Jan. 9, 2009: Block 1 is mined, and Bitcoin mining commences.

Investing in Bitcoin

Investors can invest in bitcoin using sites/ marketplaces called “bitcoin exchanges”. Here one can buy /trade bitcoin and hundred of other cryptocurrencies know as Altcoins.

Globally there are many exchanges, Coinbase is a leading exchange followed by, along with Bitstamp Binance and Bitfinex. In India one can buy bitcoin using “Zebpay”. Zebpay is In the business of crypto currencies since the year 2014 and have over 3 million users.

Bitcoin wallet

Bitcoins are stored in a “digital wallet”. The wallet is a kind of virtual bank account that allows users to send or receive bitcoins, either for purchase or for selling / buying. Note bitcoin wallet is not insured by DICGC rules in India like bank deposits. Read more about deposit insurance here.  

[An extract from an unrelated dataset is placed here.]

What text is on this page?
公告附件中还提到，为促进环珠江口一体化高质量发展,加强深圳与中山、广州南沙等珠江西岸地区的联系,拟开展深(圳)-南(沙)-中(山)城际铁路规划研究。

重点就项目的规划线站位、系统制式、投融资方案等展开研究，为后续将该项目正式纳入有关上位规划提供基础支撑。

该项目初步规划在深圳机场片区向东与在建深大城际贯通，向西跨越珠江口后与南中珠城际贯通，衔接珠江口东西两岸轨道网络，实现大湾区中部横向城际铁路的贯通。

Risk in investing in bitcoin

Every asset, have inherent risk be it property, shares or in this case bitcoin. Bitcoin or for that matter any virtual crypto currency / alt coins also have some unique risk involved owing to their “virtual form”. The risks involved are,

Regulatory risk

Given the anonymous nature of bitcoin, there is a potent black market that can be used for money laundering, tax evasion. This is the reason why regulators across the world are very skeptical regarding bitcoin. In 2018, India virtually banned crypto currencies barring entities from providing services to any individual or business dealing in digital currencies. This forced tens of thousands of retail investors to sell their holding suddenly at whatever prices those were on offer. 

Security risk

As bitcoin (& other cryto currencies) are virtual in nature, there is inherent risk of hacking or malware attack. There have been multiple instances of successful hacking bitcoin exchanges. One of the most notorious hacking incident took place in 2014, when Mt. Gox, a Japan based exchange in Japan, was forced to close down after millions of dollars worth of bitcoins were stolen. In Sept 2020, another exchange, Kucoin was hacked for whopping $150 million.

Market risk

Like with any investment, Bitcoin values also fluctuate. Rather as compared to traditional stock markets, bitcoin has seen wild swings in price over the years. In 2013, price of bitcoins fell by 61% in a single day in 2013, while in 2014m intra day fall was as big as 80%. This shows that bitcoin is not for light hearted investors.

The Future of Bitcoin

Investment in Bitcoin remains a high risk and high return game. Just because Bitcoin value has jumped 117% this year doesn’t means bitcoin is for everyone. Bitcoin is very volatile in nature and as such the trading / investment is only for people with significant risk appetite.